One day last month, the nonprofit had to turn away children even though only 96 of the beds were occupied, said Dr. Matthew Koval, chief medical officer at KidsPeace. The reason: Not enough psychiatrists.
Koval said the facility employs nearly a dozen psychiatrists, including himself, but still has three openings he has struggled to fill.

“We’re busy, and we’d be even busier if we had those three other doctors,” he said. “If we could recruit more, we would do more.”

Indeed, competition for psychiatrists is stiff nationwide. Hospitals are making use of nurse practitioners and physician assistants who work under the direction of psychiatrists as well as video conferencing technology that allows psychiatrists to take on ever-larger caseloads. But such “physician extenders” aren’t enough.

The physician recruiting firm Merritt Hawkins reported in 2015 that the number of prospective employers’ searches for psychiatrists over the previous year hit an all-time high after three decades of tracking. Only internal and family medicine specialists were in higher demand.

Often family doctors, desperate to help their patients and lacking timely alternatives, step in to fill the gap despite their lack of expertise, Rifai said, noting that family doctors prescribe the majority of psychiatric medications.
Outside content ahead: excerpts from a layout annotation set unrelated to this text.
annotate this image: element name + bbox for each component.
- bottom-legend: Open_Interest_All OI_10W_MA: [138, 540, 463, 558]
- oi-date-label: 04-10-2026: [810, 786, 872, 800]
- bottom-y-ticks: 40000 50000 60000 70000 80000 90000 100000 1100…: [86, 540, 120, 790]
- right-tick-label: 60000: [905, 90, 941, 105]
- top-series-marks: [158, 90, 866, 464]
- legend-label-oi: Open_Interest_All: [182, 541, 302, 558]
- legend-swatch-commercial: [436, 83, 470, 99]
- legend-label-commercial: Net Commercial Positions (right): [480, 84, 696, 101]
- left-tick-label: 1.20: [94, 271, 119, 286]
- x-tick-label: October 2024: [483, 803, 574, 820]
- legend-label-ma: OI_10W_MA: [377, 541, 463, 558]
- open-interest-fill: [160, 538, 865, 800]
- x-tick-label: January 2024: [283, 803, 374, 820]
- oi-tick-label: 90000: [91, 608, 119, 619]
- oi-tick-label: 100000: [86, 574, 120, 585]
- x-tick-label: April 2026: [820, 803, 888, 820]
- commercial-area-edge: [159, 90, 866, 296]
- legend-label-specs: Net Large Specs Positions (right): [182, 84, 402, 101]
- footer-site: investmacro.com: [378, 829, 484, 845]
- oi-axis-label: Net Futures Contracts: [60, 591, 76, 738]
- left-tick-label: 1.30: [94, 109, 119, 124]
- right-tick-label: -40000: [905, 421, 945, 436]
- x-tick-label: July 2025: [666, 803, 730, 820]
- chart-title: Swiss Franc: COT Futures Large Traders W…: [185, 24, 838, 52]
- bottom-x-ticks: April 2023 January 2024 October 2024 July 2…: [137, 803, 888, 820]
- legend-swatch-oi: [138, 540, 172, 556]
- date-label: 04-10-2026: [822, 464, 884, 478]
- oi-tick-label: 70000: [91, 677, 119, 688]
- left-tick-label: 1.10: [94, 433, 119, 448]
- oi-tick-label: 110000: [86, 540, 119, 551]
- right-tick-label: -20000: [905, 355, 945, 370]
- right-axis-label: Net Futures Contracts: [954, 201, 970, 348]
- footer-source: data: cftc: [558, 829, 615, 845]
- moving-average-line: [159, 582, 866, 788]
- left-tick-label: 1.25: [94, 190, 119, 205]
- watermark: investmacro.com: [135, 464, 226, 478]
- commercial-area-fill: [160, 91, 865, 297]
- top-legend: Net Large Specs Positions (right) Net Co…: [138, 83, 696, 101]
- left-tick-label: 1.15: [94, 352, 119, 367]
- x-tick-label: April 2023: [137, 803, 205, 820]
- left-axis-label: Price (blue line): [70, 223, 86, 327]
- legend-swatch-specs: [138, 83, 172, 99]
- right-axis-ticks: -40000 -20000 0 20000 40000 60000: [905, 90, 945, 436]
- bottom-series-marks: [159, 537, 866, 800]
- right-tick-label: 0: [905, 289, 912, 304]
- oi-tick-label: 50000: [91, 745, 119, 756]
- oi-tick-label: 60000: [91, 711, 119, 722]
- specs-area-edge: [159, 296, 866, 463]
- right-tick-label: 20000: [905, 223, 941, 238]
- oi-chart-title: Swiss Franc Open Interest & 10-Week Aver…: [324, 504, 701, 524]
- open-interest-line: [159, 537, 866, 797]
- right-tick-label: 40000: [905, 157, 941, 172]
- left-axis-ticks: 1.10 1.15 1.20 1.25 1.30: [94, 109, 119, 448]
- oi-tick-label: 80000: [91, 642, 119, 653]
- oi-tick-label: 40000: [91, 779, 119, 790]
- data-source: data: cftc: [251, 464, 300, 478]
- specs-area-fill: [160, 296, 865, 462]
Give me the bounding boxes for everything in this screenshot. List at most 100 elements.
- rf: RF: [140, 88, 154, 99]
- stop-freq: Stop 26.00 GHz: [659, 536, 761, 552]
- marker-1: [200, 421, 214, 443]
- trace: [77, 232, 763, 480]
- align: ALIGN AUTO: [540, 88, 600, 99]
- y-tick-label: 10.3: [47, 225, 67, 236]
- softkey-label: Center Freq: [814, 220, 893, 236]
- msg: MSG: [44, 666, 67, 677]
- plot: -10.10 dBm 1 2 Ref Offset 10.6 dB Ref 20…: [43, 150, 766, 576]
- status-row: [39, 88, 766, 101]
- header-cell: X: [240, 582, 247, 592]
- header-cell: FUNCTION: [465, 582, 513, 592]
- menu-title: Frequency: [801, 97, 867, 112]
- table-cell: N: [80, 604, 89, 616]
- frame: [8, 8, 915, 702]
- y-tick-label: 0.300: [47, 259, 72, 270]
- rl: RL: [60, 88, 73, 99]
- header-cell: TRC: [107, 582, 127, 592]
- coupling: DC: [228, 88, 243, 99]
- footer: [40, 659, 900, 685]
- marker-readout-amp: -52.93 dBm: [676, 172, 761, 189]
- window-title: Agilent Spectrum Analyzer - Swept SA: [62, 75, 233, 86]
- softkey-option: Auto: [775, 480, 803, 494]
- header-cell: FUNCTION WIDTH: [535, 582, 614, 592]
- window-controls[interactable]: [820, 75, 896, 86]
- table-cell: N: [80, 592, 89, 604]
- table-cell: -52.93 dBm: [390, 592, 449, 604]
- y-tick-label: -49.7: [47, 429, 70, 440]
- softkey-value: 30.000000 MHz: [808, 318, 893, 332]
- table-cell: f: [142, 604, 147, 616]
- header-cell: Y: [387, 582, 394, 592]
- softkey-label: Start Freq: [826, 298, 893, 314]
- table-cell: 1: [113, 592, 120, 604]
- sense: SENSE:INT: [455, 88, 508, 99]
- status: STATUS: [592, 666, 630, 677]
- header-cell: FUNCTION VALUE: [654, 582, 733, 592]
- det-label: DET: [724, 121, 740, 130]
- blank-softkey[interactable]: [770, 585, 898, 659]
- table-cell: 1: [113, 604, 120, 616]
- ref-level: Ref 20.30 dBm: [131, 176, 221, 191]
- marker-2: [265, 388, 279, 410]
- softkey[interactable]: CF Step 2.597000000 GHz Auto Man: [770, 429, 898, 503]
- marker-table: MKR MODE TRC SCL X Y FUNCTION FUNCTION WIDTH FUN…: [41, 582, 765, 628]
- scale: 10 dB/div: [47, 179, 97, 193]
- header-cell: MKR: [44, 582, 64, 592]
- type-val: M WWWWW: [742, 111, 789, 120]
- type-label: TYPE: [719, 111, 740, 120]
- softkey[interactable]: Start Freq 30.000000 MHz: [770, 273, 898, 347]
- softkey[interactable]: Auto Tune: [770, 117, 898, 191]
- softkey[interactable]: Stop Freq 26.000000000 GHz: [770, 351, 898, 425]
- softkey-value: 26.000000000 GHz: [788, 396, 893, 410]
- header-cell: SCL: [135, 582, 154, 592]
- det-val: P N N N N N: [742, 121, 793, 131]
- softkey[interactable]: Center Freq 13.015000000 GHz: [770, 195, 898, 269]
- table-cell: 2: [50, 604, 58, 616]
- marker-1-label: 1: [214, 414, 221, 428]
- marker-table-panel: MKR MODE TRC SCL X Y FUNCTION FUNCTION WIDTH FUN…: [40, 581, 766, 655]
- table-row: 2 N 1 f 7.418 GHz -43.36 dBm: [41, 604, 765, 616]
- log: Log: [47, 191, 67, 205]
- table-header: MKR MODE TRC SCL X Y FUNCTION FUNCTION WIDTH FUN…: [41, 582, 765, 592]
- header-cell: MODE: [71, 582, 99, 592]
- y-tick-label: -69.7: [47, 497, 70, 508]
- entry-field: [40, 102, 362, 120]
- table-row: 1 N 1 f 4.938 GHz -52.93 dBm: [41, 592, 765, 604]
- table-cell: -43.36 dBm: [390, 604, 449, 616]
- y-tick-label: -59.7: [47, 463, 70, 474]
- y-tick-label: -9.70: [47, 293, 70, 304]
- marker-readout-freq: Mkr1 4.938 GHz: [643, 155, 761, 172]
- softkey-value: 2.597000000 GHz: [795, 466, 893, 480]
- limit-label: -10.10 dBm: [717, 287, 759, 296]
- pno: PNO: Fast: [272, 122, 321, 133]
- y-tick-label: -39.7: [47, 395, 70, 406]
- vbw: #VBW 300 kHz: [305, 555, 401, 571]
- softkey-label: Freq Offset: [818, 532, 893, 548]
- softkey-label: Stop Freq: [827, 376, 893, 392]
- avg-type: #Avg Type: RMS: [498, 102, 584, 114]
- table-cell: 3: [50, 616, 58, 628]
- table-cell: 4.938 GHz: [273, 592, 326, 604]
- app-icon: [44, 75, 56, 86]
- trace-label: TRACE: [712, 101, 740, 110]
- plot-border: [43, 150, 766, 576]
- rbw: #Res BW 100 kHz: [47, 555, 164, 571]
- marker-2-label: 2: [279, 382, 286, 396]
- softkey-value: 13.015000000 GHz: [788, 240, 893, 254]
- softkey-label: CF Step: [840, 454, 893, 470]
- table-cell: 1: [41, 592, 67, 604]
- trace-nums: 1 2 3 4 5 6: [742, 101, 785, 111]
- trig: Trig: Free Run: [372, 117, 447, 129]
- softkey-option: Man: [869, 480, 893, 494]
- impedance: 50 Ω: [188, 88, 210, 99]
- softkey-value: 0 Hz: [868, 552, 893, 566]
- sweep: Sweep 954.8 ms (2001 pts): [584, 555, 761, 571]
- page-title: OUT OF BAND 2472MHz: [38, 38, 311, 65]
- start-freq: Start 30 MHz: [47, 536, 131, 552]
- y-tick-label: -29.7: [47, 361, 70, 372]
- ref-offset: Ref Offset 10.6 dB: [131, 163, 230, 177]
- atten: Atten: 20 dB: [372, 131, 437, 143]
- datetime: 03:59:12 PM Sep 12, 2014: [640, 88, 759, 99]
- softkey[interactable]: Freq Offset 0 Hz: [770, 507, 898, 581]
“They know the wait time is so long,” he said. “And they start treatment.”

For Drabic’s family member, the key to regaining his mental health was a psychiatrist who was willing to experiment with different medications and doses until finding just the right combination. But it took years to find such a doctor, she said, and then more time to fine-tune the prescription.

The past year, she said, has been a good one for her family member, who is back in college after dropping out.

“I really admire people who have mental illness and continue to stick with it and put up with all the difficulties, whether it’s the stigma or the lack of practitioners,” she said. “It can be a particularly challenging illness, especially when it hits you at a young age.”